Cumpriu na política, uma carreira brilhante e insuperável. Foi eleito, por várias vezes, Deputado Federal e Senador. No Congresso, foi o parlamentar com o maior número de anos exercendo mandato como congressista. Foi Governador do Maranhão, Presidente da República e quatro vezes Presidente do Senado. Não há, na atualidade, nenhum homem público com a experiência política e de vida do que Sarney, que hoje não disputa mais cargos eletivos. Desde que chamado a contribuir com o Maranhão e o Brasil, ele colabora e se manifesta nas diversas fases de nossa República. Mesmo tendo mantido relacionamento institucional com os presidentes do conhecido período militar brasileiro, ele convocou a Assembleia Nacional Constituinte e, durante seu governo, foi promulgada a Constituição Cidadã, que implantou no Brasil um dos mais completos e avançados instrumentos jurídicos de justiça social do mundo.

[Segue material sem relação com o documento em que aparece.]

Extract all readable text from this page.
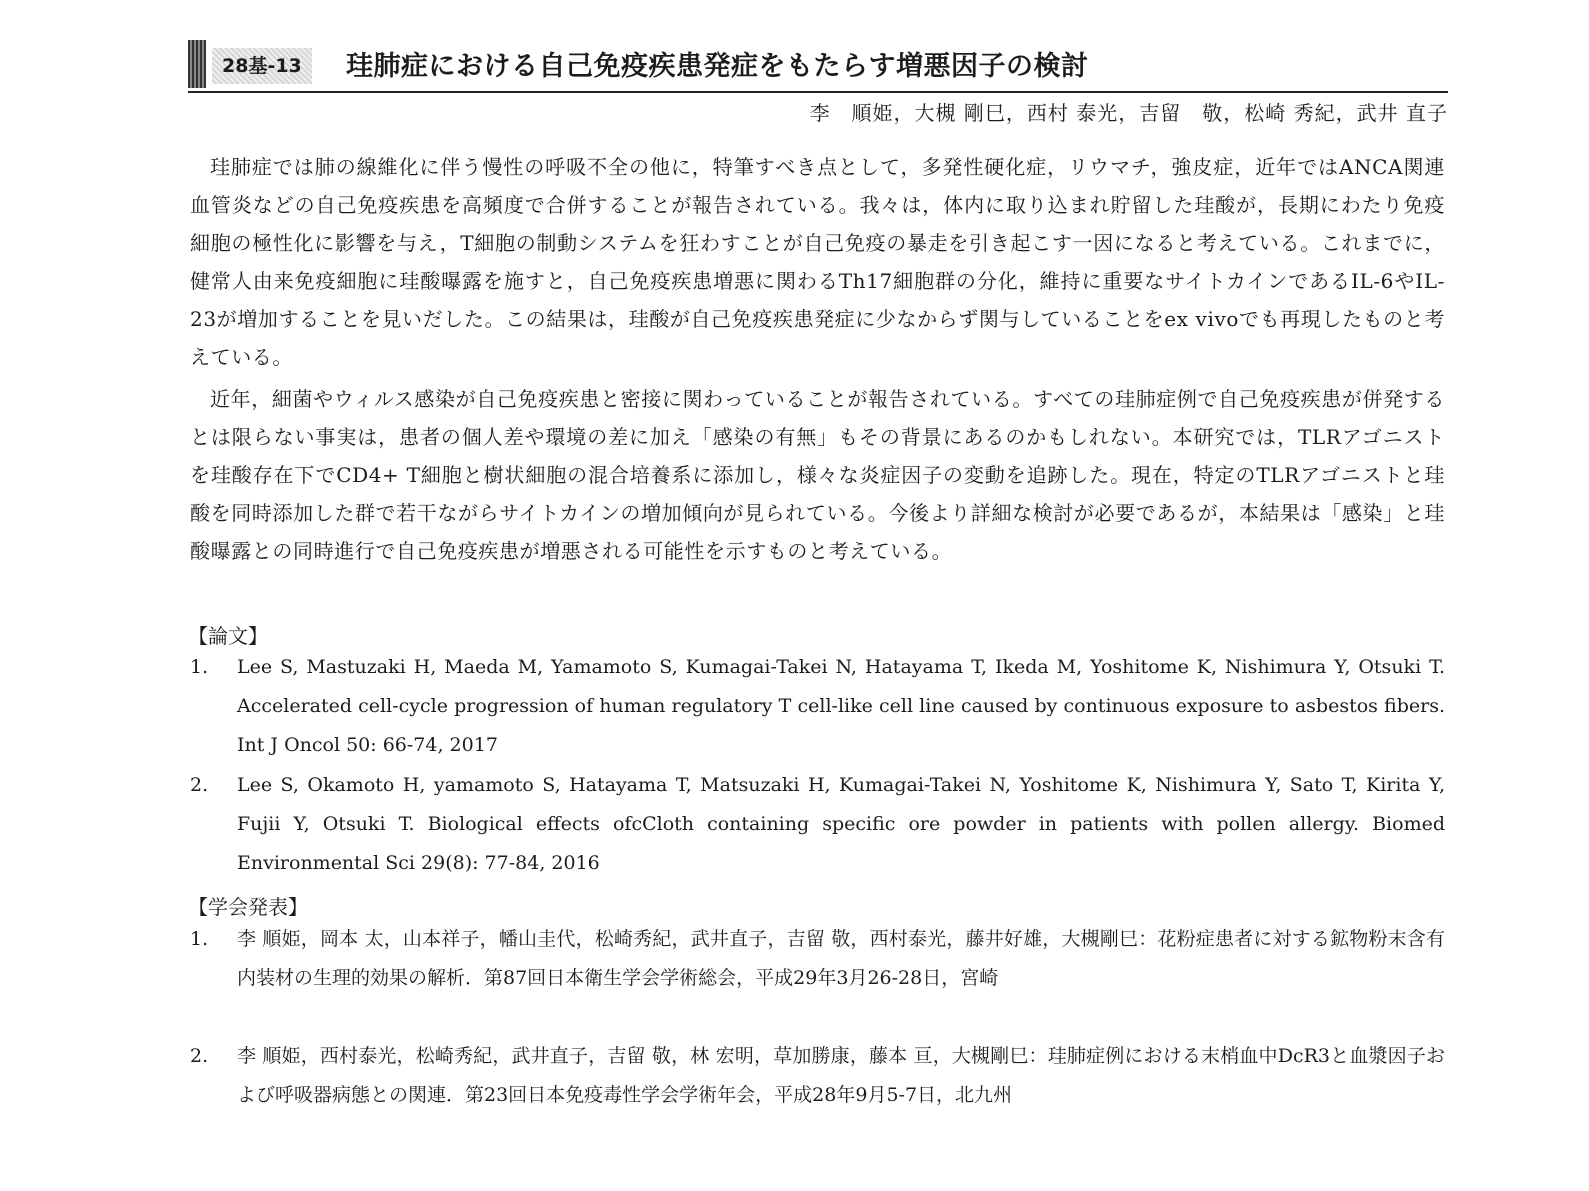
28基-13	珪肺症における自己免疫疾患発症をもたらす増悪因子の検討
李　順姫，大槻 剛巳，西村 泰光，吉留　敬，松崎 秀紀，武井 直子

珪肺症では肺の線維化に伴う慢性の呼吸不全の他に，特筆すべき点として，多発性硬化症，リウマチ，強皮症，近年ではANCA関連血管炎などの自己免疫疾患を高頻度で合併することが報告されている。我々は，体内に取り込まれ貯留した珪酸が，長期にわたり免疫細胞の極性化に影響を与え，T細胞の制動システムを狂わすことが自己免疫の暴走を引き起こす一因になると考えている。これまでに，健常人由来免疫細胞に珪酸曝露を施すと，自己免疫疾患増悪に関わるTh17細胞群の分化，維持に重要なサイトカインであるIL-6やIL-23が増加することを見いだした。この結果は，珪酸が自己免疫疾患発症に少なからず関与していることをex vivoでも再現したものと考えている。

近年，細菌やウィルス感染が自己免疫疾患と密接に関わっていることが報告されている。すべての珪肺症例で自己免疫疾患が併発するとは限らない事実は，患者の個人差や環境の差に加え「感染の有無」もその背景にあるのかもしれない。本研究では，TLRアゴニストを珪酸存在下でCD4+ T細胞と樹状細胞の混合培養系に添加し，様々な炎症因子の変動を追跡した。現在，特定のTLRアゴニストと珪酸を同時添加した群で若干ながらサイトカインの増加傾向が見られている。今後より詳細な検討が必要であるが，本結果は「感染」と珪酸曝露との同時進行で自己免疫疾患が増悪される可能性を示すものと考えている。

【論文】

1. Lee S, Mastuzaki H, Maeda M, Yamamoto S, Kumagai-Takei N, Hatayama T, Ikeda M, Yoshitome K, Nishimura Y, Otsuki T. Accelerated cell-cycle progression of human regulatory T cell-like cell line caused by continuous exposure to asbestos fibers. Int J Oncol 50: 66-74, 2017
2. Lee S, Okamoto H, yamamoto S, Hatayama T, Matsuzaki H, Kumagai-Takei N, Yoshitome K, Nishimura Y, Sato T, Kirita Y, Fujii Y, Otsuki T. Biological effects ofcCloth containing specific ore powder in patients with pollen allergy. Biomed Environmental Sci 29(8): 77-84, 2016

【学会発表】

1. 李 順姫，岡本 太，山本祥子，幡山圭代，松崎秀紀，武井直子，吉留 敬，西村泰光，藤井好雄，大槻剛巳：花粉症患者に対する鉱物粉末含有内装材の生理的効果の解析．第87回日本衛生学会学術総会，平成29年3月26-28日，宮崎
2. 李 順姫，西村泰光，松崎秀紀，武井直子，吉留 敬，林 宏明，草加勝康，藤本 亘，大槻剛巳：珪肺症例における末梢血中DcR3と血漿因子および呼吸器病態との関連．第23回日本免疫毒性学会学術年会，平成28年9月5-7日，北九州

O governador do Piauí, Wellington Dias, com grande inteligência, formou um conselho informal, integrado por ex-governadores, que se reúne ocasionalmente em torno dele, onde muitos problemas e também grandes oportunidades são discutidas. Isso tem rendido muitos frutos ao estado que vem crescendo no meio de todas as dificuldades. Se Sarney fosse chamado a opinar, sobre a conjuntura nacional e estadual, com a credibilidade e o respeito que goza, nacionalmente, e com as amizades e credibilidade que possui, em todas as rodas de poder, inclusive fora do Brasil, o Maranhão teria muito a ganhar. Na política - assim como na vida - a experiência de quem atravessou diferentes períodos da história nacional possui valor inestimável. 

José Sarney agiu no governo de acordo com o que era consenso na época. Era voz corrente, com muitos adeptos até hoje, de que a infraestrutura, por si só levava ao crescimento e ao desenvolvimento econômico e social do estado e de sua população. Ele, com muita competência política, dotou o estado de uma grande infraestrutura. Mas o mundo mudou muito, veio a globalização e sucessivas crises econômicas que deixaram as pessoas mais expostas, principalmente as com deficiência na Educação Básica que levam à desigualdade social e à vulnerabilidade. A infraestrutura é fundamental e, sem ela, não há crescimento econômico e empregos. Mas não é só isso, hoje se sabe.

Colocar nos ombros de Sarney a responsabilidade pela atual pobreza que toma conta da maioria da população do estado é injusto sem considerarmos outros fatores e variáveis. Mesmo na Presidência da República, que o destino colocou em suas mãos, quem dominava a economia era o PMDB, que impunha sempre a nomeação de cada ministro por área. Ele recebeu o país quebrado, com altíssima e indomável inflação, em uma difícil transição do Regime Militar para a Democracia - que exigiu muita a habilidade política, trabalhando em um governo montado por Tancredo, um esforço sobre-humano de apaziguar todas as correntes políticas, aglutinando os que só pensavam em revanche. Muitos poucos conseguiriam fazer o que ele fez. As dificuldades políticas foram tão grandes que não lhe permitiram fazer a segunda etapa do Plano Cruzado, para poder dar ao PMDB a hegemonia absoluta na política brasileira. Eu fui auxiliar de Sarney, tanto no Governo do Maranhão, como também quando ele exerceu a Presidência e testemunhei grande parte dessa história. Assim fica o registro.

Feliz aniversário, Presidente José Sarney!